Visit to wind turbine factory promotes clean energy
By the year 2035, 80 per cent of the electricity used in the United States should be generated from clean energy sources, said President Barack Obama in a speech on Wednesday. President Obama visited the Gamesa Wind Turbine factory in Fairless Hills, Pennsylvania to talk about an alternative energy policy he unveiled last week. Obama hopes to cut back U.S. dependence on foreign oil imports and regain America's leadership as an innovator of technology.
"I love visiting places where people are actually making stuff, because that's what America is about," Obama told Gamesa employees and their families. "Everybody here, you are helping to build towers that are going to stand 400 feet in the air and generate enough electricity to power 600 homes."
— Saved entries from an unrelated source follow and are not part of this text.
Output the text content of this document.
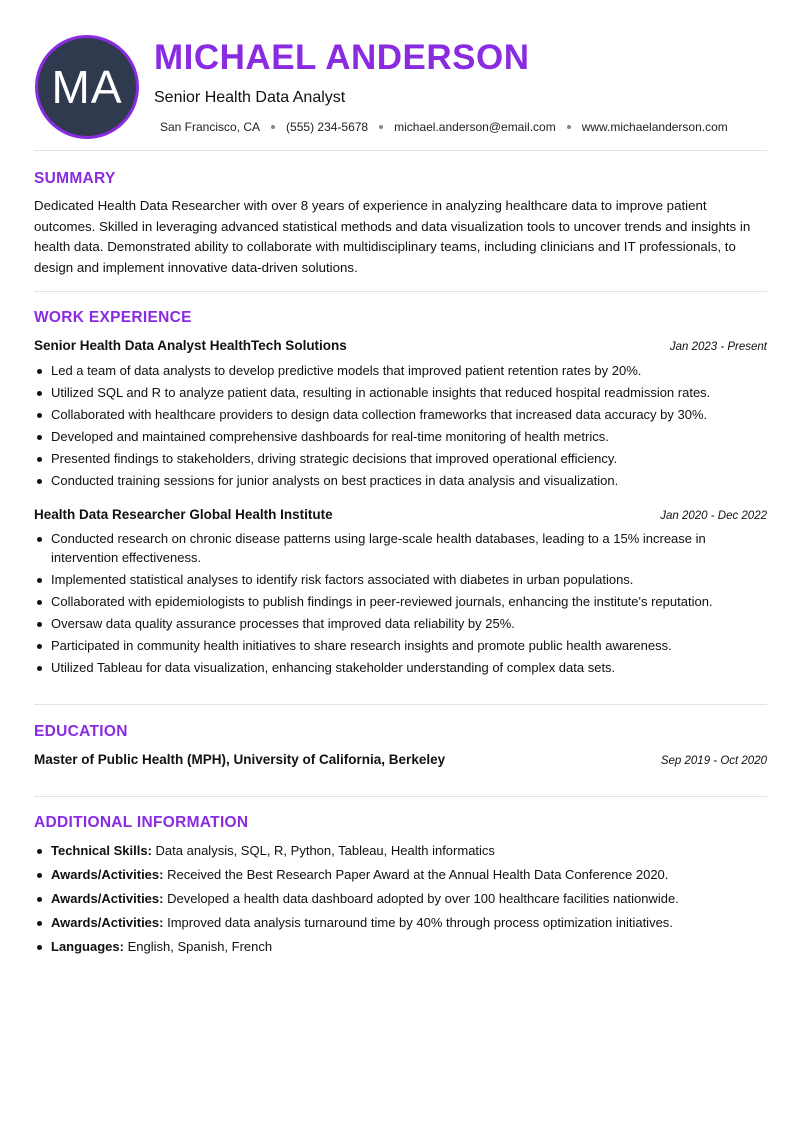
MA
MICHAEL ANDERSON
Senior Health Data Analyst
San Francisco, CA (555) 234-5678 michael.anderson@email.com www.michaelanderson.com
SUMMARY

Dedicated Health Data Researcher with over 8 years of experience in analyzing healthcare data to improve patient outcomes. Skilled in leveraging advanced statistical methods and data visualization tools to uncover trends and insights in health data. Demonstrated ability to collaborate with multidisciplinary teams, including clinicians and IT professionals, to design and implement innovative data-driven solutions.

WORK EXPERIENCE
Senior Health Data Analyst HealthTech Solutions	Jan 2023 - Present
Led a team of data analysts to develop predictive models that improved patient retention rates by 20%.
Utilized SQL and R to analyze patient data, resulting in actionable insights that reduced hospital readmission rates.
Collaborated with healthcare providers to design data collection frameworks that increased data accuracy by 30%.
Developed and maintained comprehensive dashboards for real-time monitoring of health metrics.
Presented findings to stakeholders, driving strategic decisions that improved operational efficiency.
Conducted training sessions for junior analysts on best practices in data analysis and visualization.
Health Data Researcher Global Health Institute	Jan 2020 - Dec 2022
Conducted research on chronic disease patterns using large-scale health databases, leading to a 15% increase in intervention effectiveness.
Implemented statistical analyses to identify risk factors associated with diabetes in urban populations.
Collaborated with epidemiologists to publish findings in peer-reviewed journals, enhancing the institute's reputation.
Oversaw data quality assurance processes that improved data reliability by 25%.
Participated in community health initiatives to share research insights and promote public health awareness.
Utilized Tableau for data visualization, enhancing stakeholder understanding of complex data sets.
EDUCATION
Master of Public Health (MPH), University of California, Berkeley	Sep 2019 - Oct 2020
ADDITIONAL INFORMATION
Technical Skills: Data analysis, SQL, R, Python, Tableau, Health informatics
Awards/Activities: Received the Best Research Paper Award at the Annual Health Data Conference 2020.
Awards/Activities: Developed a health data dashboard adopted by over 100 healthcare facilities nationwide.
Awards/Activities: Improved data analysis turnaround time by 40% through process optimization initiatives.
Languages: English, Spanish, French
The importance of reducing U.S. dependence on foreign oil has become more apparent to U.S. consumers recently. Civil unrest in oil producing countries in the Middle East has caused a sharp increase in gasoline prices, hitting the pocketbook of every American. That increase is also driving up the price of food.
Obama said he wants to double the amount of energy that comes from clean sources, like wind turbines or solar panels.
"We'll become more energy independent," he said. "And we'll spark innovation and entrepreneurship across America. We will be more likely to win the global competition for new jobs and new industries."
Most members of the audience seemed to agree with Obama's take on alternative energy.
"We've been using alternative energy since we were pioneers," said David Buschmann, a former steel worker who now produces wind turbines. "We used to have windmills that would pump water. Doing that more effectively and doing it on a large scale [to produce electricity], I think, is a great idea."
President Obama chose Gamesa as the site for his speech on alternative energy because the company is a pioneer in the wind turbine industry. Gamesa is built on the site of a former U. S. steel factory, which was closed when America lost most of its steel business to foreign competitors.
"I think that what you do here is a glimpse of the future," the President said. "And it's a future where America is less dependent on foreign oil, more reliant on clean energy produced by workers like you…What we want to do is promote all kinds of homegrown energy. That's what's going to help us secure our energy future."